The compact operation creates a feedback loop that keeps the knowledge base compact:

graph LR
    CHUNKS["Indexed chunks<br>in Milvus"] --> RETRIEVE["Retrieve all<br>(or filtered)"]
    RETRIEVE --> LLM["LLM Summarize<br>(OpenAI / Anthropic / Gemini)"]
    LLM --> WRITE["Append to<br>memory/YYYY-MM-DD.md"]
    WRITE --> WATCH["File watcher<br>detects change"]
    WATCH --> REINDEX["Auto re-index<br>updated file"]
    REINDEX --> CHUNKS

    style WRITE fill:#2a3a5c,stroke:#e0976b,color:#a8b2c1
    style CHUNKS fill:#2a3a5c,stroke:#6ba3d6,color:#a8b2c1

All (or filtered) chunks are retrieved from Milvus.
An LLM compresses them into a concise summary preserving key facts, decisions, and code patterns.
The summary is appended to a daily markdown log (memory/YYYY-MM-DD.md).
The file watcher detects the change and re-indexes the updated file.
The cycle completes: the compressed knowledge is now searchable, and the source-of-truth markdown has the full history.

Security¶

Local-First by Default¶

The entire memsearch pipeline runs locally by default:

Milvus Lite stores data in a local .db file on your filesystem.
Local embedding providers (memsearch[onnx] with ONNX Runtime, memsearch[local] with sentence-transformers, or memsearch[ollama] with a local Ollama server) process text without any network calls.

In a fully local configuration, your data never leaves your machine.

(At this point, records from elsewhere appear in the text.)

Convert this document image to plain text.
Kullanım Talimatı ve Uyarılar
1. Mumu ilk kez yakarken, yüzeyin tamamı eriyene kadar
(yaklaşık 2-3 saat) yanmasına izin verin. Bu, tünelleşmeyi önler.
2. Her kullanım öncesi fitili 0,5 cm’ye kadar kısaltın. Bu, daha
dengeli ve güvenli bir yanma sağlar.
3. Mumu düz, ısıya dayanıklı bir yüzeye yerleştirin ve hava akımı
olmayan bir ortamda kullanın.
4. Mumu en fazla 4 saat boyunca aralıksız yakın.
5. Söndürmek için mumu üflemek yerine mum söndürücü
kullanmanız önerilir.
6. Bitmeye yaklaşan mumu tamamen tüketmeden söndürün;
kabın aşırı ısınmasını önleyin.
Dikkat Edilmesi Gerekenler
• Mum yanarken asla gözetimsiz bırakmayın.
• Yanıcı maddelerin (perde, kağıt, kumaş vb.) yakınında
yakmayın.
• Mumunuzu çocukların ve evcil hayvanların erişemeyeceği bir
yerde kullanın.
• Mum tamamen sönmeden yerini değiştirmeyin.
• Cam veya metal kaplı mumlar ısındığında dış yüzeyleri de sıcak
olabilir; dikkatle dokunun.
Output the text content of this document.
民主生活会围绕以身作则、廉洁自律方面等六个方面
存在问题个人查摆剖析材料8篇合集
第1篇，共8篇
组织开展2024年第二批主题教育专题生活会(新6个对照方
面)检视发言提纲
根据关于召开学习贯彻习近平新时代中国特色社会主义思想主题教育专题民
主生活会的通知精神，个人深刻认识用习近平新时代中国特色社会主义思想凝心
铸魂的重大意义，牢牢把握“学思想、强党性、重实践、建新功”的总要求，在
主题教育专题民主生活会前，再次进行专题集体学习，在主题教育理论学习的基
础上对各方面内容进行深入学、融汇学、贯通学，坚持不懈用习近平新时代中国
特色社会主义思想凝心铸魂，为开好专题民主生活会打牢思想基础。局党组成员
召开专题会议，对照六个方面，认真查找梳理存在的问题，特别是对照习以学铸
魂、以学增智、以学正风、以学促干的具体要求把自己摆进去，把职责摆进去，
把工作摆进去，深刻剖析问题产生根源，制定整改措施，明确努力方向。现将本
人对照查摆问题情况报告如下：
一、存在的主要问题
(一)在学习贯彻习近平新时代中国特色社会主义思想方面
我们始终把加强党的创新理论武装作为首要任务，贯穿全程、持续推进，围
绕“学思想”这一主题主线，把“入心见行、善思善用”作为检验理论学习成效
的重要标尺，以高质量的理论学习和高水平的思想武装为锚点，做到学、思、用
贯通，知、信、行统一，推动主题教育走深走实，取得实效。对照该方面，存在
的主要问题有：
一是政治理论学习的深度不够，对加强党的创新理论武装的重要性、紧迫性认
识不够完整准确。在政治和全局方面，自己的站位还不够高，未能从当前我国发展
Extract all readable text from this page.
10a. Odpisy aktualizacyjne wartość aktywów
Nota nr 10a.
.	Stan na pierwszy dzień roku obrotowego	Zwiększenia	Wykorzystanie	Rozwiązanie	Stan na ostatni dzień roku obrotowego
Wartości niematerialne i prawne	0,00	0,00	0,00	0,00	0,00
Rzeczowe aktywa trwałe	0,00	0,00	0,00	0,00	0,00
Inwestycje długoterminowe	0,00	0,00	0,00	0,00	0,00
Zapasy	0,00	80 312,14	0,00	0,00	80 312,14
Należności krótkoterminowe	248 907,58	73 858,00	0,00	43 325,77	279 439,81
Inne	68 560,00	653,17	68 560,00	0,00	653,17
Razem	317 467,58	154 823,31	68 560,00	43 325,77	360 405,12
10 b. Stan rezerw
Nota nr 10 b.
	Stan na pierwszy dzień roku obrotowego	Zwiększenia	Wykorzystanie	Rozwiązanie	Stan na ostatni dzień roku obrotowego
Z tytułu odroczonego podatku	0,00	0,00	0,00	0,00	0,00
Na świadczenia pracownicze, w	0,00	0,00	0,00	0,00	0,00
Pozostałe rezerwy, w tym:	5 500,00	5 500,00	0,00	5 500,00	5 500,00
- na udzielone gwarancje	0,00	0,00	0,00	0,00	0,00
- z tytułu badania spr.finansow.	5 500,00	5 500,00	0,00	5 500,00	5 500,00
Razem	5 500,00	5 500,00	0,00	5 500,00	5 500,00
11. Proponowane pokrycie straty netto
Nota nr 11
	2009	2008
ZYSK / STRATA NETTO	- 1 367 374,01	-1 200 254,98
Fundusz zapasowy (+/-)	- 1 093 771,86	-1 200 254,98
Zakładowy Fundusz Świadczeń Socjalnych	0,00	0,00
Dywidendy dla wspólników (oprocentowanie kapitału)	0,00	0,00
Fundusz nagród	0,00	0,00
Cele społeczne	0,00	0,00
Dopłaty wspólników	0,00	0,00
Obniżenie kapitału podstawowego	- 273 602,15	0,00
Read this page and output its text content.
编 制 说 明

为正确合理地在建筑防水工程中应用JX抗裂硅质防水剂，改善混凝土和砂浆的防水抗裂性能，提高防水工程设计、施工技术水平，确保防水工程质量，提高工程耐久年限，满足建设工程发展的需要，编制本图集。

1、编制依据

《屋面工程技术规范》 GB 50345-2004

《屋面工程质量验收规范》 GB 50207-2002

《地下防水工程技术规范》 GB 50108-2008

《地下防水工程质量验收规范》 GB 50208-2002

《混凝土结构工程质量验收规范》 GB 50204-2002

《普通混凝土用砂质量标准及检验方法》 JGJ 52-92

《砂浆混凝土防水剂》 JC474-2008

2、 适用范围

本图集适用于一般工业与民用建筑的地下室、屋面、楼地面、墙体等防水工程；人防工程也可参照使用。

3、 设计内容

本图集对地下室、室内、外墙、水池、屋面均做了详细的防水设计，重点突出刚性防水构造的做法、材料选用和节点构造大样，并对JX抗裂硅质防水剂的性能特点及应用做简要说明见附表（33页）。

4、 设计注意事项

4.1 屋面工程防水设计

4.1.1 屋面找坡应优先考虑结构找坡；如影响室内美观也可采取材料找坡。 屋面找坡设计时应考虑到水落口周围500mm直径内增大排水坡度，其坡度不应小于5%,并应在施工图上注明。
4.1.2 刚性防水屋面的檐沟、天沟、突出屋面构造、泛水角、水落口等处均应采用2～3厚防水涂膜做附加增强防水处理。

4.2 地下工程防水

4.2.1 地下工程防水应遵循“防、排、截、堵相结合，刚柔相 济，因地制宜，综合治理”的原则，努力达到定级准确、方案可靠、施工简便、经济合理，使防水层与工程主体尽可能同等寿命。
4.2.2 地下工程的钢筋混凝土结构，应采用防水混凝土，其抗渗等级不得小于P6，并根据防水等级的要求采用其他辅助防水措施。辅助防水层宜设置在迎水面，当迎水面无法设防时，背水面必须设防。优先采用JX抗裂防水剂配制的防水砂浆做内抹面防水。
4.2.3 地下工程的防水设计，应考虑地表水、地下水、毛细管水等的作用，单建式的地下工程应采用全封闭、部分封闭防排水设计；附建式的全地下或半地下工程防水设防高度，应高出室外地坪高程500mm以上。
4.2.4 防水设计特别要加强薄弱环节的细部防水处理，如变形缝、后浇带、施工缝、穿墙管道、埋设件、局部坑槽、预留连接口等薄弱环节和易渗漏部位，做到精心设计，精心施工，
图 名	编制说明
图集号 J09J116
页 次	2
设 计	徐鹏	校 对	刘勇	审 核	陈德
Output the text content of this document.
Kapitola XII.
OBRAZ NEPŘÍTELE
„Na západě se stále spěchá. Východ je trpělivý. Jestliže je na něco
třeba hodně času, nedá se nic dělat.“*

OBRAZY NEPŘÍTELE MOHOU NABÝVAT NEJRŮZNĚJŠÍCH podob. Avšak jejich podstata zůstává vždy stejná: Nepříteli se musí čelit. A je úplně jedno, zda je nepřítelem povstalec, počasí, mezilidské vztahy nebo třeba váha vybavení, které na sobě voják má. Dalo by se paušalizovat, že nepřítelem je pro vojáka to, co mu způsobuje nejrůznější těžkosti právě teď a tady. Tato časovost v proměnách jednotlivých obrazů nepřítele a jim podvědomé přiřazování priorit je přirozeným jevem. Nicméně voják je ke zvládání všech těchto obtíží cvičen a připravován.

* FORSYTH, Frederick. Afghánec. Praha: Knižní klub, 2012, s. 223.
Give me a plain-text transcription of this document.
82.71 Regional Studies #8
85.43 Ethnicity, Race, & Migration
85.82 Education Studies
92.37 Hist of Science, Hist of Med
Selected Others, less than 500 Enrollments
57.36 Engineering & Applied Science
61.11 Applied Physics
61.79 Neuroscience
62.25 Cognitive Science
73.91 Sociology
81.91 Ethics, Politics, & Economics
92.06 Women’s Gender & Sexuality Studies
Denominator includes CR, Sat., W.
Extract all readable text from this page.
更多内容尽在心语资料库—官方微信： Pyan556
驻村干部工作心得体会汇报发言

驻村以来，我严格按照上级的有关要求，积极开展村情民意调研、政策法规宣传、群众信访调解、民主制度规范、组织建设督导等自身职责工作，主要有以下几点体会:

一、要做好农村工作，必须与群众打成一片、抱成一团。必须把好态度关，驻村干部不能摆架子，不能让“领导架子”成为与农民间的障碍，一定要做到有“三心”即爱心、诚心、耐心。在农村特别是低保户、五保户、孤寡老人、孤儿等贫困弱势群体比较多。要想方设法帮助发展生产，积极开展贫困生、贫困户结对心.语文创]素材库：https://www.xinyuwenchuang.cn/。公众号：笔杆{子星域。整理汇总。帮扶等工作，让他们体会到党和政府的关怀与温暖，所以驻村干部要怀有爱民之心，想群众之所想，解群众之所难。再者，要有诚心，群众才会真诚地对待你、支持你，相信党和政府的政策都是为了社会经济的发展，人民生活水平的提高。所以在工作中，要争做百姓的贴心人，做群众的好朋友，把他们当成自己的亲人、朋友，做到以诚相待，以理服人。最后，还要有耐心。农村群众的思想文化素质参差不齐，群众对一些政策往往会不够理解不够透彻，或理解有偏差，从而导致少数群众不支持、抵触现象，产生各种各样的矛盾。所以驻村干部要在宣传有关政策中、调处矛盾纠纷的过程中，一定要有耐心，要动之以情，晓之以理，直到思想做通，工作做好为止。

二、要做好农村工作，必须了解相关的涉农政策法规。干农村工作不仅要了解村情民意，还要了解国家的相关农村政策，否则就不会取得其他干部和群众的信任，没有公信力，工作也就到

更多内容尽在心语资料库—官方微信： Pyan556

When Data Leaves Your Machine¶

Data is transmitted externally only when you explicitly choose a remote component:

Component	Local Option	Remote Option
Vector store	Milvus Lite (default)	Milvus Server, Zilliz Cloud
Embeddings	`onnx`, `local`, `ollama`	`openai`, `google`, `voyage`, `jina`, `mistral`
Compact LLM	Ollama (local)	OpenAI, Anthropic, Gemini

API Key Handling¶

API keys are read from standard environment variables (OPENAI_API_KEY, GOOGLE_API_KEY, VOYAGE_API_KEY, JINA_API_KEY, MISTRAL_API_KEY, ANTHROPIC_API_KEY). They are never written to config files by memsearch, never logged, and never stored in the vector database.

Filesystem Access¶

memsearch reads only the directories and files you explicitly configure via paths. It does not scan outside those paths. Hidden files and directories (those starting with .) are skipped by default during scanning.